Sawyer Cluff, of San Francisco, Cal., for libelants.
Lillick, Olson Graham, of San Francisco, Cal., for respondents and claimant.
The libelant Marie Louise Armstrong was a passenger on respondent's vessel the Winnipeg on March 16, 1932. While playing cards with three companions on the promenade deck at about 10:30 o'clock that evening, she was thrown from her chair and received certain alleged injuries for which she claims damages in this action. That evening the weather was heavy and the sea rough; this condition having prevailed for some considerable length of time before the accident. A sudden roll or lurch of the vessel precipitated the libelant from her chair; it was the only large single roll in the course of the evening. The chair upon which libelant was sitting at the time of the injury was of light wicker, but of the usual deck type.
At the time of the accident card tables and chairs which were fastened to the floor were available in the smoking room and lounge. There was no equipment for fastening chairs and tables on the promenade deck. The libelant and her companions were accustomed to playing cards on the promenade deck, and they appear to have insisted in doing so on this occasion, although advised that it would be better to use one of the rooms properly equipped for the purpose. The libelant was a woman of intelligence, an experienced ocean traveler. She knew as well as those in charge of the ship that the vessel might lurch and roll in the prevailing weather with the possibility of accident. If the ship had been making her way through a severe storm, the duty of the officers would have been entirely different. Under these circumstances, there was no duty imposed on the respondent to warn her of what at most was a remote or possible danger, of which she was as much aware as they.
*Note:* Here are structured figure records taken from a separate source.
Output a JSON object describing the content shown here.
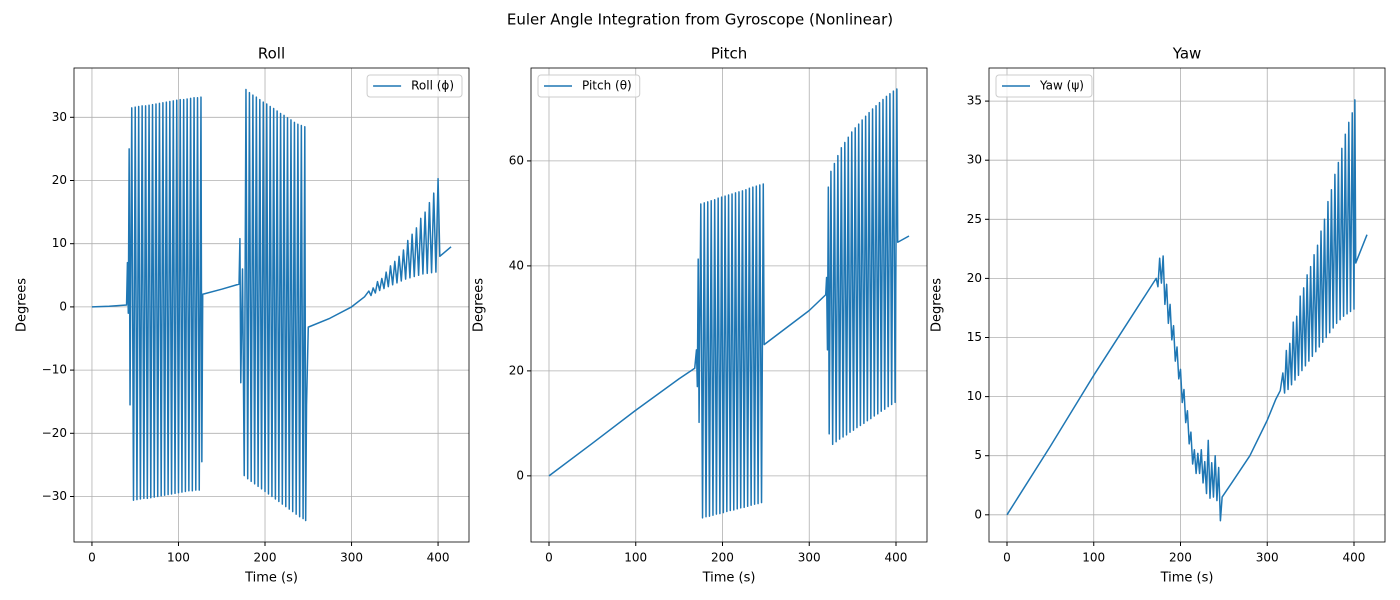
{
  "title": "Euler Angle Integration from Gyroscope (Nonlinear)",
  "chart_data": [
    {
      "type": "line",
      "title": "Roll",
      "xlabel": "Time (s)",
      "ylabel": "Degrees",
      "x": [
        0,
        20,
        40,
        41,
        42,
        43,
        44,
        46,
        48,
        50,
        52,
        54,
        56,
        58,
        60,
        62,
        64,
        66,
        68,
        70,
        72,
        74,
        76,
        78,
        80,
        82,
        84,
        86,
        88,
        90,
        92,
        94,
        96,
        98,
        100,
        102,
        104,
        106,
        108,
        110,
        112,
        114,
        116,
        118,
        120,
        122,
        124,
        126,
        127,
        128,
        150,
        170,
        171,
        172,
        174,
        176,
        178,
        180,
        182,
        184,
        186,
        188,
        190,
        192,
        194,
        196,
        198,
        200,
        202,
        204,
        206,
        208,
        210,
        212,
        214,
        216,
        218,
        220,
        222,
        224,
        226,
        228,
        230,
        232,
        234,
        236,
        238,
        240,
        242,
        244,
        246,
        247,
        248,
        250,
        275,
        300,
        315,
        320,
        322.5,
        325,
        327.5,
        330,
        332.5,
        335,
        337.5,
        340,
        342.5,
        345,
        347.5,
        350,
        352.5,
        355,
        357.5,
        360,
        362.5,
        365,
        367.5,
        370,
        372.5,
        375,
        377.5,
        380,
        382.5,
        385,
        387.5,
        390,
        392.5,
        395,
        397.5,
        400,
        402,
        415
      ],
      "series": [
        {
          "name": "Roll (ϕ)",
          "color": "#1f77b4",
          "values": [
            0,
            0.1,
            0.3,
            7.0,
            -1.0,
            25.0,
            -15.5,
            31.5,
            -30.6,
            31.6,
            -30.5,
            31.7,
            -30.4,
            31.8,
            -30.3,
            31.8,
            -30.3,
            31.9,
            -30.2,
            32.0,
            -30.1,
            32.1,
            -30.0,
            32.2,
            -29.9,
            32.3,
            -29.8,
            32.4,
            -29.7,
            32.5,
            -29.6,
            32.6,
            -29.5,
            32.7,
            -29.4,
            32.8,
            -29.3,
            32.8,
            -29.2,
            32.9,
            -29.1,
            33.0,
            -29.1,
            33.1,
            -29.0,
            33.1,
            -29.0,
            33.2,
            -24.5,
            2.0,
            2.8,
            3.6,
            10.8,
            -12.0,
            6.0,
            -26.7,
            34.4,
            -27.2,
            33.9,
            -27.6,
            33.5,
            -28.0,
            33.2,
            -28.4,
            32.8,
            -28.8,
            32.4,
            -29.2,
            32.1,
            -29.6,
            31.7,
            -30.0,
            31.4,
            -30.4,
            31.0,
            -30.8,
            30.6,
            -31.2,
            30.3,
            -31.6,
            29.9,
            -32.0,
            29.6,
            -32.4,
            29.2,
            -32.8,
            28.9,
            -33.2,
            28.7,
            -33.5,
            28.5,
            -33.8,
            -15.5,
            -3.2,
            -1.8,
            0,
            1.6,
            2.5,
            1.8,
            3,
            2.2,
            4,
            2.6,
            4.5,
            2.9,
            5.5,
            3.2,
            6.5,
            3.5,
            7.2,
            3.8,
            8,
            4.1,
            9,
            4.4,
            10.5,
            4.6,
            11.5,
            4.8,
            12.5,
            5.0,
            14,
            5.2,
            15,
            5.3,
            16.5,
            5.4,
            18,
            5.5,
            20.3,
            8.0,
            9.5
          ]
        }
      ],
      "xlim": [
        -20.75,
        435.75
      ],
      "ylim": [
        -37.2,
        37.8
      ],
      "xticks": [
        0,
        100,
        200,
        300,
        400
      ],
      "yticks": [
        {
          "value": -30,
          "label": "−30"
        },
        {
          "value": -20,
          "label": "−20"
        },
        {
          "value": -10,
          "label": "−10"
        },
        0,
        10,
        20,
        30
      ],
      "grid": true,
      "legend": "upper right"
    },
    {
      "type": "line",
      "title": "Pitch",
      "xlabel": "Time (s)",
      "ylabel": "Degrees",
      "x": [
        0,
        50,
        100,
        150,
        168,
        170,
        171,
        172,
        173,
        175,
        177,
        179,
        181,
        183,
        185,
        187,
        189,
        191,
        193,
        195,
        197,
        199,
        201,
        203,
        205,
        207,
        209,
        211,
        213,
        215,
        217,
        219,
        221,
        223,
        225,
        227,
        229,
        231,
        233,
        235,
        237,
        239,
        241,
        243,
        245,
        247,
        248,
        300,
        319,
        320,
        321,
        322,
        323,
        325,
        327,
        329,
        331,
        333,
        335,
        337,
        339,
        341,
        343,
        345,
        347,
        349,
        351,
        353,
        355,
        357,
        359,
        361,
        363,
        365,
        367,
        369,
        371,
        373,
        375,
        377,
        379,
        381,
        383,
        385,
        387,
        389,
        391,
        393,
        395,
        397,
        399,
        401,
        402,
        415
      ],
      "series": [
        {
          "name": "Pitch (θ)",
          "color": "#1f77b4",
          "values": [
            0,
            6.2,
            12.5,
            18.5,
            20.5,
            24,
            17,
            41.3,
            10.2,
            51.8,
            -8.0,
            52.0,
            -7.8,
            52.2,
            -7.7,
            52.4,
            -7.5,
            52.6,
            -7.3,
            52.9,
            -7.2,
            53.1,
            -7.0,
            53.3,
            -6.8,
            53.5,
            -6.6,
            53.7,
            -6.5,
            53.9,
            -6.3,
            54.1,
            -6.1,
            54.3,
            -6.0,
            54.5,
            -5.8,
            54.8,
            -5.6,
            55.0,
            -5.4,
            55.2,
            -5.3,
            55.4,
            -5.1,
            55.6,
            25.0,
            31.5,
            34.5,
            37.8,
            24,
            55,
            8,
            58.0,
            6.0,
            59.5,
            6.5,
            61.0,
            7.0,
            62.5,
            7.4,
            63.5,
            7.8,
            64.5,
            8.3,
            65.5,
            8.7,
            66.3,
            9.2,
            67.0,
            9.6,
            67.8,
            10.0,
            68.5,
            10.5,
            69.2,
            10.9,
            69.9,
            11.4,
            70.5,
            11.8,
            71.1,
            12.3,
            71.7,
            12.7,
            72.3,
            13.2,
            72.8,
            13.6,
            73.3,
            14.0,
            73.7,
            44.5,
            45.7
          ]
        }
      ],
      "xlim": [
        -20.75,
        435.75
      ],
      "ylim": [
        -12.6,
        77.7
      ],
      "xticks": [
        0,
        100,
        200,
        300,
        400
      ],
      "yticks": [
        0,
        20,
        40,
        60
      ],
      "grid": true,
      "legend": "upper left"
    },
    {
      "type": "line",
      "title": "Yaw",
      "xlabel": "Time (s)",
      "ylabel": "Degrees",
      "x": [
        0,
        50,
        100,
        150,
        172,
        174,
        176,
        178,
        180,
        182,
        184,
        186,
        188,
        190,
        192,
        194,
        196,
        198,
        200,
        202,
        204,
        206,
        208,
        210,
        212,
        214,
        216,
        218,
        220,
        222,
        224,
        226,
        228,
        230,
        232,
        234,
        236,
        238,
        240,
        242,
        244,
        246,
        248,
        260,
        280,
        300,
        310,
        315,
        318,
        320,
        322,
        324,
        326,
        328,
        330,
        332,
        334,
        336,
        338,
        340,
        342,
        344,
        346,
        348,
        350,
        352,
        354,
        356,
        358,
        360,
        362,
        364,
        366,
        368,
        370,
        372,
        374,
        376,
        378,
        380,
        382,
        384,
        386,
        388,
        390,
        392,
        394,
        396,
        398,
        400,
        401,
        402,
        415
      ],
      "series": [
        {
          "name": "Yaw (ψ)",
          "color": "#1f77b4",
          "values": [
            0,
            5.8,
            11.8,
            17.5,
            20,
            19.3,
            21.7,
            19.6,
            21.9,
            17.8,
            19.5,
            16.2,
            17.8,
            14.8,
            16,
            13,
            14.2,
            11.5,
            12.3,
            9.5,
            10.6,
            7.8,
            8.8,
            6,
            7,
            4.3,
            5.5,
            3.5,
            5.2,
            3.5,
            5.5,
            2.7,
            4.5,
            1.8,
            6.3,
            1.4,
            4.4,
            1.5,
            5.0,
            1.2,
            4.0,
            -0.5,
            1.5,
            2.8,
            5,
            8,
            9.8,
            10.5,
            12,
            10.3,
            13.9,
            10.6,
            14.5,
            11,
            16.3,
            11.4,
            16.8,
            11.8,
            18.5,
            12.2,
            19.2,
            12.6,
            20.3,
            13,
            21,
            13.4,
            22,
            13.8,
            22.8,
            14.2,
            24,
            14.6,
            25,
            15,
            26.5,
            15.4,
            27.5,
            15.8,
            28.8,
            16.2,
            29.8,
            16.5,
            31,
            16.8,
            32.2,
            17,
            33.2,
            17.2,
            34,
            17.4,
            35.1,
            21.3,
            23.7
          ]
        }
      ],
      "xlim": [
        -20.75,
        435.75
      ],
      "ylim": [
        -2.3,
        37.8
      ],
      "xticks": [
        0,
        100,
        200,
        300,
        400
      ],
      "yticks": [
        0,
        5,
        10,
        15,
        20,
        25,
        30,
        35
      ],
      "grid": true,
      "legend": "upper left"
    }
  ]
}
Certain it is that the conditions of the sea were not such as to require any particular order or warning for the safety of the passengers.
The evidence fails to disclose that the vessel was unseaworthy or that the respondents were guilty of any negligence contributing to libelant's injury, and I accordingly find that the vessel was seaworthy and respondents were not guilty of any negligence as to libelant.
I adopt this opinion as my findings of fact and conclusions of law. Parker v. St. Sure (C.C.A.) 53 F.2d 706.
Let a decree be entered for respondents, with costs.